Missouri Attorney General (AG) Chris Koster has sued California AG Kamala Harris, seeking to enjoin the enforcement of a voter approved ballot initiative (Prop. 2) and law (A.B. 1437) that will increase the size of egg-laying hen enclosures and decrease flock densities both for California producers and those in other states wishing to sell eggs in California. Missouri ex rel. Koster v. Harris, No. 14-0067 (U.S. Dist. Ct., E.D. Cal., Fresno Div., filed February 3, 2014).

According to the complaint, Missouri egg farmers will be forced under the law to “incur massive capital improvement costs to build larger habitats for some or all of Missouri’s seven million egg-laying hens, or they can walk away from the state whose consumers bought one third of all eggs produced in Missouri last year. The first option will raise the cost of eggs in Missouri and make them too expensive to export to any state other than California. The second option will flood Missouri’s own markets with a half-billion surplus eggs that would otherwise have been exported to California, causing Missouri prices to fall and potentially forcing some Missouri farmers out of business.”

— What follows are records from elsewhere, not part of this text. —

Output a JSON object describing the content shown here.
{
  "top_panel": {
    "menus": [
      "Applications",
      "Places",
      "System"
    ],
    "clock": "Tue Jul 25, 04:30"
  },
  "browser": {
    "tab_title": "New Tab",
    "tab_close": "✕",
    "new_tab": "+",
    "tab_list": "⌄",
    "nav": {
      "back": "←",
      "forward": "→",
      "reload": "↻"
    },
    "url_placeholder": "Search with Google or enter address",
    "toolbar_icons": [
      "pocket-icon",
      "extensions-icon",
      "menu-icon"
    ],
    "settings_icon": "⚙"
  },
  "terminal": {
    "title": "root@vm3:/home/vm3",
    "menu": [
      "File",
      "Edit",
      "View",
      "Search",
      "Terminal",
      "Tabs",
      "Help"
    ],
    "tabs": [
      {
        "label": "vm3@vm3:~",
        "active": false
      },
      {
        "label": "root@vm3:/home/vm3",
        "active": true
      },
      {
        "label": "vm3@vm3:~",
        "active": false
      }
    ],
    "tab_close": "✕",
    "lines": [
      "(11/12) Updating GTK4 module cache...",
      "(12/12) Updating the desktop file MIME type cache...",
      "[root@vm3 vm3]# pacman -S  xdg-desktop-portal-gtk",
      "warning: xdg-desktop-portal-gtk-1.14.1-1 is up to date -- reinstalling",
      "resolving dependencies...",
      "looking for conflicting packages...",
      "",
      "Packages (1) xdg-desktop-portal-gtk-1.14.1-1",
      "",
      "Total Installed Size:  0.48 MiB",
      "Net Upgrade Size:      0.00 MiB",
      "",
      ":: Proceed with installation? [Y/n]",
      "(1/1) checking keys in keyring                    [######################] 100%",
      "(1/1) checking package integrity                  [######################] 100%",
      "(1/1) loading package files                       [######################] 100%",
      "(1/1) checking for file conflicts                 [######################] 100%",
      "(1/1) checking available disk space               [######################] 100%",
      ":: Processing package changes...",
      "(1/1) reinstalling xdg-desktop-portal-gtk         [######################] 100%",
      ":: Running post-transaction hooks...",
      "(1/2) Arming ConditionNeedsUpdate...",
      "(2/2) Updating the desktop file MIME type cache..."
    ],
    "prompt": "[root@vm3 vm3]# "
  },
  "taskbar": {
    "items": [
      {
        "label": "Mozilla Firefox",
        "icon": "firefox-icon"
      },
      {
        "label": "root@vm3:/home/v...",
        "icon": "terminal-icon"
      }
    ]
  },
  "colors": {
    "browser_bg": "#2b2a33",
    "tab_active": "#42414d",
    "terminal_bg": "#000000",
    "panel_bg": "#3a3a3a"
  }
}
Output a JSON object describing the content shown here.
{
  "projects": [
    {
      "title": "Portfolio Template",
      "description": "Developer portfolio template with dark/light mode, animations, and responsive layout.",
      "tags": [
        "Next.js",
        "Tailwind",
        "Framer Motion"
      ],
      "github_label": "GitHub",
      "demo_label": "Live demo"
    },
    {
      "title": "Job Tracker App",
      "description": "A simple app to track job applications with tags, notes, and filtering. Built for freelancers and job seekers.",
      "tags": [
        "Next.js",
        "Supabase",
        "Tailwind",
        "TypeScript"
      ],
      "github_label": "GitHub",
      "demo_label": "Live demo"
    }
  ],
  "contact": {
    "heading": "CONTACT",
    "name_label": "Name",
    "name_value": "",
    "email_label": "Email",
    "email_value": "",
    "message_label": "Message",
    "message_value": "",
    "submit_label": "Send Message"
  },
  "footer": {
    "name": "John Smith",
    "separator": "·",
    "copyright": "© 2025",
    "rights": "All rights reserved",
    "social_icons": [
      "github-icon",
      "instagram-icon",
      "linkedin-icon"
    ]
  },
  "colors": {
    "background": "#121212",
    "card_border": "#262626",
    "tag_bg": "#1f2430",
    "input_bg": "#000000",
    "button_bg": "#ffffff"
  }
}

Alleging Commerce Clause violations, Koster contends that California has attempted to regulate agricultural practices outside the state by “conditioning the flow of goods across its state lines on the method of their production.” He brings an alternative count of federal preemption, alleging that if the court upholds the law and regulations as serving “a legitimate, non-discriminatory purpose to lower the risk of salmonella contamination by imposing new cage- size and flock-density standards for housing egg-laying hens, the statute and regulations would be in conflict with the express terms of 21 U.S.C. § 1052(b). Koster seeks declaratory and injunctive relief, costs and fees.